Capping an already remarkable week that left presidential candidates feuding over spouses, Republican Sen. Ted Cruz on Friday blamed rival Donald Trump for planting a story in the National Enquirer that asserted Cruz had carried on several extramarital affairs.
Cruz strongly denied the report, which quoted Trump adviser Roger Stone. “I want to be crystal clear: these attacks are garbage,” the Texas Senator wrote in a Facebook posting. “For Donald J. Trump to enlist his friends at the National Enquirer and his political henchmen to do his bidding shows you that there is no low Donald won’t go.”
Trump said in his own Facebook post that he did not plant the story and has not yet read it. “Ted Cruz’s problem with the National Enquirer is his and his alone, and while they were right about O.J. Simpson, John Edwards, and many others, I certainly hope they are not right about Lyin’ Ted Cruz,” Trump wrote. But a Trump ally, columnist Adriana Cohen, was ready to repeat the accusations. Cohen confronted one of Cruz’s alleged mistresses—live on CNN, where the woman is an analyst. The woman denied that sort of relationship.

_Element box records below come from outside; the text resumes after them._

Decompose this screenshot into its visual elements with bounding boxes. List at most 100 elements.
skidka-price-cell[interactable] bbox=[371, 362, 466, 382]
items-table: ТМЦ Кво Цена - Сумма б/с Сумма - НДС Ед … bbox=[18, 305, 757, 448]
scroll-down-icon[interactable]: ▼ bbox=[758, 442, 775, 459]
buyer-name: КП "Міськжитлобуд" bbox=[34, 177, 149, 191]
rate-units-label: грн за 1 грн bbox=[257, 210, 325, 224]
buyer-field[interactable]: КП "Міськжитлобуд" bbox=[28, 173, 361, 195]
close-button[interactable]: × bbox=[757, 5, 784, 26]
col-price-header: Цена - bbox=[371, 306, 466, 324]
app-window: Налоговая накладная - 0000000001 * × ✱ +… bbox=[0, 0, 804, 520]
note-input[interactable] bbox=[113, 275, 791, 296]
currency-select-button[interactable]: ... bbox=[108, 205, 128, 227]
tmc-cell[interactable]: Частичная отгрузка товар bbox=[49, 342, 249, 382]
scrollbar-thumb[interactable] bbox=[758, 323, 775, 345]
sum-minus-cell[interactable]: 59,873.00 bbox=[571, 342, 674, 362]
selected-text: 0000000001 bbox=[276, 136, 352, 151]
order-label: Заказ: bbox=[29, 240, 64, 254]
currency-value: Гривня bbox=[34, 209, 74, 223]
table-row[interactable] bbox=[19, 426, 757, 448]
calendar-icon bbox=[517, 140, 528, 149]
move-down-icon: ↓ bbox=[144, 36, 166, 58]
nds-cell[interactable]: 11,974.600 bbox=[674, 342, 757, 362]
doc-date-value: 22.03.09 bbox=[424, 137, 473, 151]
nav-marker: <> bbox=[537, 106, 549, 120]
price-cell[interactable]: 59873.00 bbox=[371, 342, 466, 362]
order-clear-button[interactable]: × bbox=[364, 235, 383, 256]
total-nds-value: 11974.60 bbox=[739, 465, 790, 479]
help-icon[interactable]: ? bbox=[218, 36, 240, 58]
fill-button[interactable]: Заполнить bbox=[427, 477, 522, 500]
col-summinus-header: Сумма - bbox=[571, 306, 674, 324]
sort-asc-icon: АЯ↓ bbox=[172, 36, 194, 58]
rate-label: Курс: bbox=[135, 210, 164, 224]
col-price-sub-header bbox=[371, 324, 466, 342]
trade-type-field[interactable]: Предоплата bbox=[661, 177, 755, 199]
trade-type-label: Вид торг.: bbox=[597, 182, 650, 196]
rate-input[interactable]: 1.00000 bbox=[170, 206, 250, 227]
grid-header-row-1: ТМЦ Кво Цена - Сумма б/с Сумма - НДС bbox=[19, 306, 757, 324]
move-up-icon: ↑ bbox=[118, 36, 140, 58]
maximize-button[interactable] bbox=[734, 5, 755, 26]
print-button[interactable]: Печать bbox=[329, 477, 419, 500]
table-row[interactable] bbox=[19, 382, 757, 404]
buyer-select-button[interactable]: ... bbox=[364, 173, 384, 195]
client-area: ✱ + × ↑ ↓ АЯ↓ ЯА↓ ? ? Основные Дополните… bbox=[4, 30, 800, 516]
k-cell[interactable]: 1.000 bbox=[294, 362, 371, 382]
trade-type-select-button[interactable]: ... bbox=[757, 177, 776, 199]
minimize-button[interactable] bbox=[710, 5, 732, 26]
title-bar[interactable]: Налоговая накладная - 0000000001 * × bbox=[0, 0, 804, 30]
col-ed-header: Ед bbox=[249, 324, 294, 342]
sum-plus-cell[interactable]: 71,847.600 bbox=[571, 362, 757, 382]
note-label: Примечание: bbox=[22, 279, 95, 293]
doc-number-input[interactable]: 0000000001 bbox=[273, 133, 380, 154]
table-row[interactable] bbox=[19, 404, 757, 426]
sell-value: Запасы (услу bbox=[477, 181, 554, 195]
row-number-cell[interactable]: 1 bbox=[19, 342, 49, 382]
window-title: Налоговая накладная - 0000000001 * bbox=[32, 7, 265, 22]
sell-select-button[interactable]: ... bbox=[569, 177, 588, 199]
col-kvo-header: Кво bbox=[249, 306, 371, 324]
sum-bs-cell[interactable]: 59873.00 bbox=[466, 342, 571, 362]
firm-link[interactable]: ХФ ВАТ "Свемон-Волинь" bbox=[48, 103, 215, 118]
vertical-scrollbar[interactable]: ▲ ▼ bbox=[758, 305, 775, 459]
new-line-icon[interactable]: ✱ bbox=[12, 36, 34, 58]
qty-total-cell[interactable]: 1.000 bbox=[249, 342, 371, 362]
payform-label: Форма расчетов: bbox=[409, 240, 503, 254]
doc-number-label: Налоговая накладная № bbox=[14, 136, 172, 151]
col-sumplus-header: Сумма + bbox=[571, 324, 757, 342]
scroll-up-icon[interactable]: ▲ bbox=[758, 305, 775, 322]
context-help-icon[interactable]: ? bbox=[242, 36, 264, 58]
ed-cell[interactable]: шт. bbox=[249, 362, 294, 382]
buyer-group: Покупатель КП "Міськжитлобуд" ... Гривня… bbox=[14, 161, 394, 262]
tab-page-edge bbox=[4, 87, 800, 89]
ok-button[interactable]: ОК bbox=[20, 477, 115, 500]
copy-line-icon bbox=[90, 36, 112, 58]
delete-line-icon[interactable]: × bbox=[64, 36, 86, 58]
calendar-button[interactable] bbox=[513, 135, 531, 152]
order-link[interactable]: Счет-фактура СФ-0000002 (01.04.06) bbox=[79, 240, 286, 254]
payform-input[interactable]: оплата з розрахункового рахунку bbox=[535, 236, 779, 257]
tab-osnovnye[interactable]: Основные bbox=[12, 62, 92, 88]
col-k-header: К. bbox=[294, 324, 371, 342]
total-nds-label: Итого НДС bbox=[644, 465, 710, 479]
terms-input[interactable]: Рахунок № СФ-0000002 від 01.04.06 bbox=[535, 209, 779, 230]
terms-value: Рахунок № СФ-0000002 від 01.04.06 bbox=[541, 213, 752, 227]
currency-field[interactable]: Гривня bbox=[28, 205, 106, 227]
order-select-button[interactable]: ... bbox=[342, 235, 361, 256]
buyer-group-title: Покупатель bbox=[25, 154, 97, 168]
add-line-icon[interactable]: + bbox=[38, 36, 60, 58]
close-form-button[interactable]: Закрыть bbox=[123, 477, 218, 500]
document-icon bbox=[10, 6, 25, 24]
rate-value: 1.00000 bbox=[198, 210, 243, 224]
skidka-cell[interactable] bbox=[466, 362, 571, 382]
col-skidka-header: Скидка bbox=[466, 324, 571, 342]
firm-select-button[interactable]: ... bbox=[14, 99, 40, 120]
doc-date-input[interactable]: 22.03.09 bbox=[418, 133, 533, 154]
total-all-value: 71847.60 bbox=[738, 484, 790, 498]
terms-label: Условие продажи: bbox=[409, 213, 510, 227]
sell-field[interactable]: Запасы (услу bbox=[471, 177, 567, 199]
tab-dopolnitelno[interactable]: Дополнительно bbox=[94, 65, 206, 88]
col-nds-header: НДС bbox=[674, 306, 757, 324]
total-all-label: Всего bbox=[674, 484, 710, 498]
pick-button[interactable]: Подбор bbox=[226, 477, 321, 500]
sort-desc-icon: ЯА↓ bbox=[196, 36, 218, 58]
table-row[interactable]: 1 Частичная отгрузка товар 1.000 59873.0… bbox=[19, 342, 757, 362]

In a campaign that already has seen candidates sparring over the size of their genitals, it really should not have come as a shock that the candidates are now debating the merits of an Enquirer story, let alone pushing it as though it were as valid as any reason to vote for or against a candidate. And with 227 days until Election Day, there’s no telling just how much more afield this campaign will go. There’s little reason to expect serious policy discussions to play a major role, at least at the moment.
Instead, they were forced to defend their spouses, who at times were treated like props in the campaign. The Republican Party is already facing an uphill climb to reach female voters who could help make history and elect the nation’s first female President in Hillary Clinton, and the spat was unlikely to help the GOP. Republicans were watching the disagreement unfold as the likelihood of a contested nominating convention became increasingly likely.
The latest installment of an at-times juvenile contest played out Friday, as a visibly angered Cruz also spoke to reporters in Wisconsin. He called the report a “tabloid smear” and “lies” at a news conference. “Trump may be a rat, but I have no desire to copulate with him,” Cruz said.
The bad blood between Cruz and Trump has been getting stronger in recent days. Earlier in the week, Trump suggested that he might “spill the beans” about Heidi Cruz if a pro-Cruz super PAC continued to post nude photos of Melania Trump from her days as a model. Yes, the potential future First Lady of the United States has posed for nude photos. No, the pro-Cruz super PAC did not stop using them.